The petitioner has realized a taxable gain of $ 9,200 from distributions made in the taxable year. There is no dispute concerning the amount of the gain. The controversy relates solely to the question of whether the gain is short term and taxable to the extent of 100 percent thereof, as the respondent has determined, or whether it is a long term capital gain and is to be recognized to the extent of only 50 percent, as claimed by the petitioner. The applicable statute is section 115 (c) of the Internal Revenue Code *1258 (1940), which is set out in the margin. 1 It is to be noted that under the general provisions of that section gains realized from corporate distributions in liquidation are to be considered as *184 short term gains, unless the amounts distributed fall within the "complete liquidation" exception. The respondent concedes that there was an intention to liquidate the assets of the corporation, but insists that there was no specified time within which the liquidation was to be completed, as is required by the statute. The petitioner takes the view that a plan requiring the immediate liquidation of the corporate assets and the winding up of all corporate affairs falls well within the meaning and purpose of the statute and is a sufficient specification of a time within which the liquidation is to be completed. Hence, our decision must turn on the very narrow question of whether a plan of "immediate liquidation," in the light of all the other factors herein, meets the statutory requirements for a distribution in "complete liquidation."

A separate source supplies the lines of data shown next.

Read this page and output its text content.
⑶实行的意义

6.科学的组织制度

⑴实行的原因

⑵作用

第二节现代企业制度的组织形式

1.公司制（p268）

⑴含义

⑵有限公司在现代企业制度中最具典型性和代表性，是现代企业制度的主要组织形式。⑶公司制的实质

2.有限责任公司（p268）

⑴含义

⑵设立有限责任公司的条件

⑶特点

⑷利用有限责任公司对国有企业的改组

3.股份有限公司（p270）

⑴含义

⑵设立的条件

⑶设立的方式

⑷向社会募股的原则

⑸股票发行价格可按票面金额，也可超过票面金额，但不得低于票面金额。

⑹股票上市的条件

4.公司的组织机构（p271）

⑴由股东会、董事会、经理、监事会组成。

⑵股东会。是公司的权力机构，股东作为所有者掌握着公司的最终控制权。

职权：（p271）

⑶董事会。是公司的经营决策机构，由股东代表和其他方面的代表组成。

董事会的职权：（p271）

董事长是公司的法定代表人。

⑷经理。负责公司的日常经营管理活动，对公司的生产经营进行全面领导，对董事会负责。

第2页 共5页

*185 The formal resolutions herein do not set forth with completeness the plan for liquidating the corporate assets and there may appear to be some question as to whether the resolutions provide unequivocally for immediate liquidation. However, the testimony and the subsequent acts of the directors and stockholders dispel any such doubts, and clearly show that the plan, in fact, required that the liquidation be carried out immediately. In John Milton, 33 B. T. A. 4, it was held that liquidation is a question of fact, and in W. F. Kennemer, 35 B. T. A. 415; affd., 96 Fed. (2d) 177, it was said that the adoption or failure to adopt a resolution of dissolution or liquidation is not determinative. A complete liquidation within the meaning of the Revenue Act of 1936 was found by a District Court of Pennsylvania in McCunev. Driscoll, decided February 16, 1940, where there appears to have been no completely formalized plan, but such a plan of complete liquidation was found by the court from the resolutions and the surrounding circumstances and acts in connection with the liquidation.

*1259 *186 David and Gertrude Rose were the holders of more than two-thirds of the outstanding capital stock of the corporation and they were two of the three corporate directors. They had acquired their shares by inheritance. These two people were determined to get their money out of the corporation and to be rid of their stockholdings therein as quickly as possible. In the light of their determination, which had been unequivocally manifested to the petitioner herein, who was the president of the corporation and a director therein, the meeting of September 10, 1940, was held. The resolutions passed, the corporate action taken, and the final meeting of the stockholers on November 6, 1940, must all, as a matter of fact, be viewed in the light of the determination so manifested.

It seems to us that a plan to liquidate immediately necessarily means that the liquidation will be undertaken at once. In instances, such as we have before us, where the corporate assets are readily marketable and it is apparent from all the surrounding circumstances that such plan is feasible and capable of being carried out, it appears that form would be exalted over reality if it be held that the corporation has*187 failed to specify a time within the meaning of the applicable statute. A plan to liquidate "immediately" should, under the circumstances of this case, be given an effect comparable to that which would be given to a plan which specified an exact time. At the very least the word "immediate" signifies that the liquidation is to be completed well within the three-year period allowed by the statute.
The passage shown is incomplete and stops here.